Speaking of which, despite my earlier tirade concerning being felt up a few times too many by some Brazilian men, I must say that I felt very safe for the majority of my time in South America. Part of this comes from the fact that I had male travel buddies a fair amount of the time, but I also made sure to be aware of my surroundings and myself, to stick to secure areas, to respect the traditions of the places to which I travelled, to avoid waving my camera, money, or phone about, and to blend in as much as possible or at least appear as a hardened traveler. This might sound pretty straightforward, but you'd be shocked at how often women neglect these basic principles. And even I was confronted with unpleasant situations occasionally and the consequent attitude of, "Well, you're kind of asking for that, traveling alone as a woman." And I'm not saying that I would advise every girl to go to SA on her own right out of high school or college, before they've had a chance to develop some street smarts. But I loved my time there so much and was able to avoid the dangers so wholly, that I can confidently encourage my mature friends to travel there despite its unsafe reputation.
Strike that. I don't merely feel confident. I feel eager. Inspired. Exultant! Go! Visit South America! Marvel at the ruins of Peru. Savor the cuisine of Argentina. Languor on the beaches of Brazil. Mingle with people's whose lives differ so greatly from your own and others whose differ very little but who share a desire to see the world. Don't remain among the 85% of U.S. citizens who don't have an active passport. The world is wide and waiting, and you need far less money than you think to explore it. Go. Go. Go!
Okay, before I get any more Dr. Seuss, I must wrap up. I have practically written a novel with these blogs, and for my money, this looks like the longest one yet. I will leave you with a quick trip tally:
Countries traveled to: Peru, Bolivia, Argentina, Brazil
Books read: Howard's End, Away, Game of Thrones, the Hunger Games Trilogy, South America on a Shoestring
Things lost: camera coozie, phone, hat, bathing suit, water bottle, NZ book, eye mask, and who knows how many other items
Friends met: too many to name, but particular love to James, Janni, Kasia, Rachel, Ryan, Julie, Francisco, Santi, Ana, Maria, Ben, Pato, Flor, Laura, Vanni, Emmanuel, Damian, and Alejandro (I know I'm leaving someone out, so please forgive me!)
Money spent: much more than I had intended, but some of that was medical bills!
Heights ascended (and descended): 3960 feet down, then up (Colca Canyon)
Sites seen: Read the blog if you want to know that!
Blog entries written: 52 Wow! If you've actually read all these, you are seriously dedicated!
Random political footnote:
Whatever your political stance or your opinion of Obama, I can assure you of one indisputable fact: the world thinks far better of us with him at the helm.
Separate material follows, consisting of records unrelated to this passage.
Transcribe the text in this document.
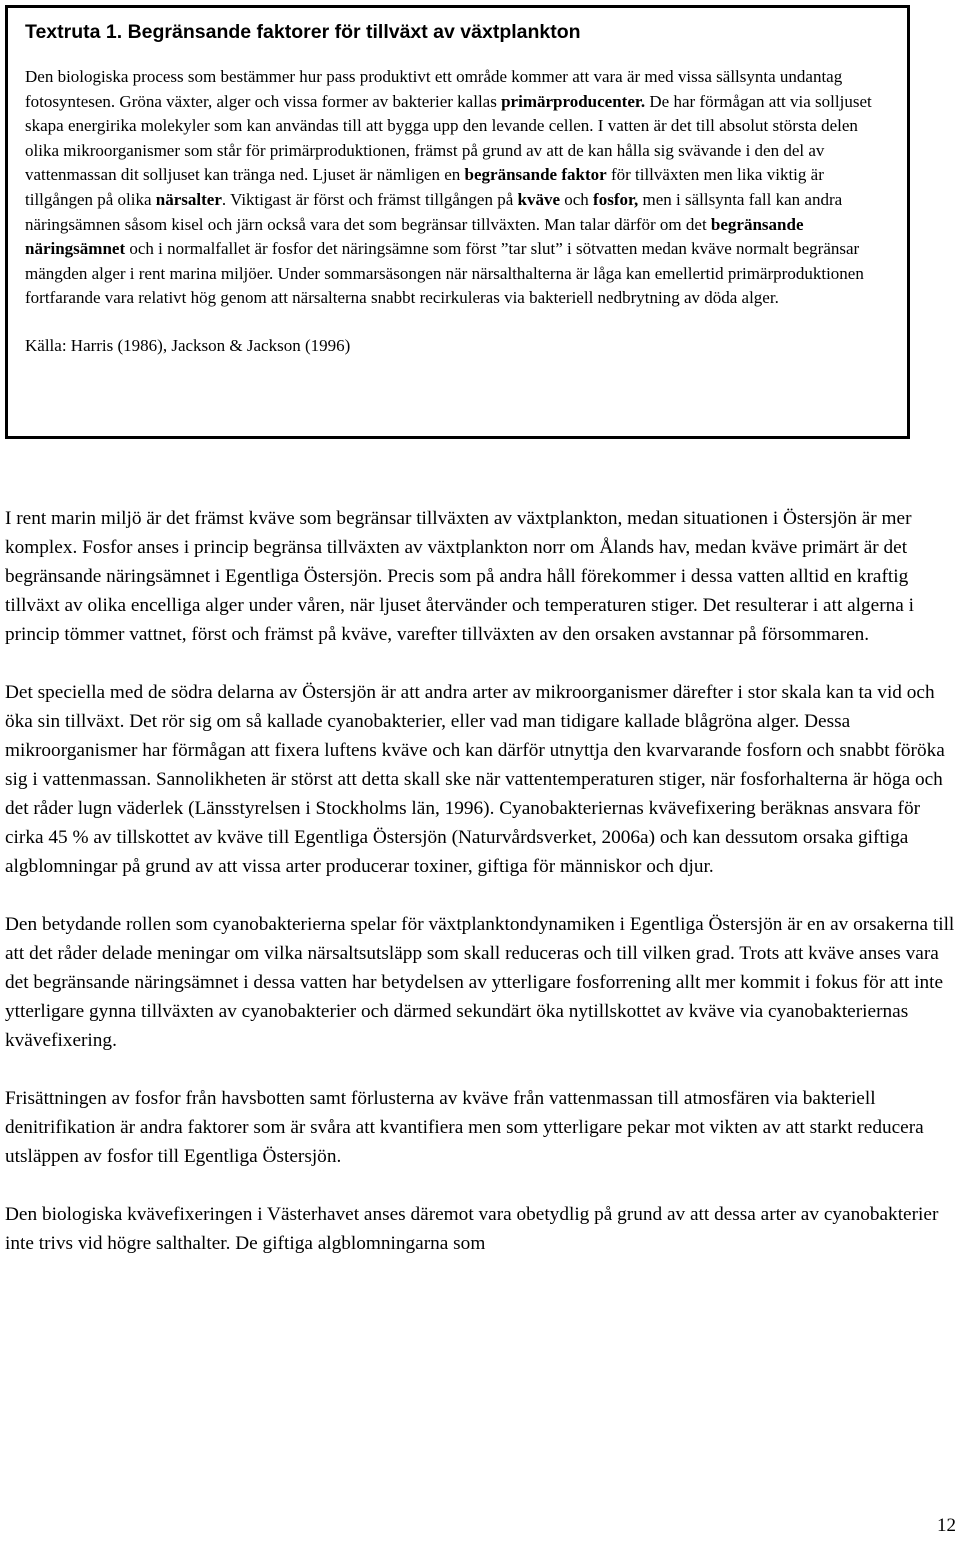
Textruta 1. Begränsande faktorer för tillväxt av växtplankton

Den biologiska process som bestämmer hur pass produktivt ett område kommer att vara är med vissa sällsynta undantag fotosyntesen. Gröna växter, alger och vissa former av bakterier kallas primärproducenter. De har förmågan att via solljuset skapa energirika molekyler som kan användas till att bygga upp den levande cellen. I vatten är det till absolut största delen olika mikroorganismer som står för primärproduktionen, främst på grund av att de kan hålla sig svävande i den del av vattenmassan dit solljuset kan tränga ned. Ljuset är nämligen en begränsande faktor för tillväxten men lika viktig är tillgången på olika närsalter. Viktigast är först och främst tillgången på kväve och fosfor, men i sällsynta fall kan andra näringsämnen såsom kisel och järn också vara det som begränsar tillväxten. Man talar därför om det begränsande näringsämnet och i normalfallet är fosfor det näringsämne som först ”tar slut” i sötvatten medan kväve normalt begränsar mängden alger i rent marina miljöer. Under sommarsäsongen när närsalthalterna är låga kan emellertid primärproduktionen fortfarande vara relativt hög genom att närsalterna snabbt recirkuleras via bakteriell nedbrytning av döda alger.

Källa: Harris (1986), Jackson & Jackson (1996)

I rent marin miljö är det främst kväve som begränsar tillväxten av växtplankton, medan situationen i Östersjön är mer komplex. Fosfor anses i princip begränsa tillväxten av växtplankton norr om Ålands hav, medan kväve primärt är det begränsande näringsämnet i Egentliga Östersjön. Precis som på andra håll förekommer i dessa vatten alltid en kraftig tillväxt av olika encelliga alger under våren, när ljuset återvänder och temperaturen stiger. Det resulterar i att algerna i princip tömmer vattnet, först och främst på kväve, varefter tillväxten av den orsaken avstannar på försommaren.

Det speciella med de södra delarna av Östersjön är att andra arter av mikroorganismer därefter i stor skala kan ta vid och öka sin tillväxt. Det rör sig om så kallade cyanobakterier, eller vad man tidigare kallade blågröna alger. Dessa mikroorganismer har förmågan att fixera luftens kväve och kan därför utnyttja den kvarvarande fosforn och snabbt föröka sig i vattenmassan. Sannolikheten är störst att detta skall ske när vattentemperaturen stiger, när fosforhalterna är höga och det råder lugn väderlek (Länsstyrelsen i Stockholms län, 1996). Cyanobakteriernas kvävefixering beräknas ansvara för cirka 45 % av tillskottet av kväve till Egentliga Östersjön (Naturvårdsverket, 2006a) och kan dessutom orsaka giftiga algblomningar på grund av att vissa arter producerar toxiner, giftiga för människor och djur.

Den betydande rollen som cyanobakterierna spelar för växtplanktondynamiken i Egentliga Östersjön är en av orsakerna till att det råder delade meningar om vilka närsaltsutsläpp som skall reduceras och till vilken grad. Trots att kväve anses vara det begränsande näringsämnet i dessa vatten har betydelsen av ytterligare fosforrening allt mer kommit i fokus för att inte ytterligare gynna tillväxten av cyanobakterier och därmed sekundärt öka nytillskottet av kväve via cyanobakteriernas kvävefixering.

Frisättningen av fosfor från havsbotten samt förlusterna av kväve från vattenmassan till atmosfären via bakteriell denitrifikation är andra faktorer som är svåra att kvantifiera men som ytterligare pekar mot vikten av att starkt reducera utsläppen av fosfor till Egentliga Östersjön.

Den biologiska kvävefixeringen i Västerhavet anses däremot vara obetydlig på grund av att dessa arter av cyanobakterier inte trivs vid högre salthalter. De giftiga algblomningarna som

12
I have not met a single non-American with a single positive thing to say about our last president and their thoughts on Obama, while not universally positive, do at least seem to run along a similar path to my own: that he is sometimes getting his ass kicked, but at least he is making a concerted effort, particularly as far as foreign affairs are concerned. Oh, and that he is essentially the sole serious figure in the farce our government has become, in which the players seem to have no goal except to subvert the efforts of those around them, with little or no regard for the people they supposedly serve. I can't really argue with that.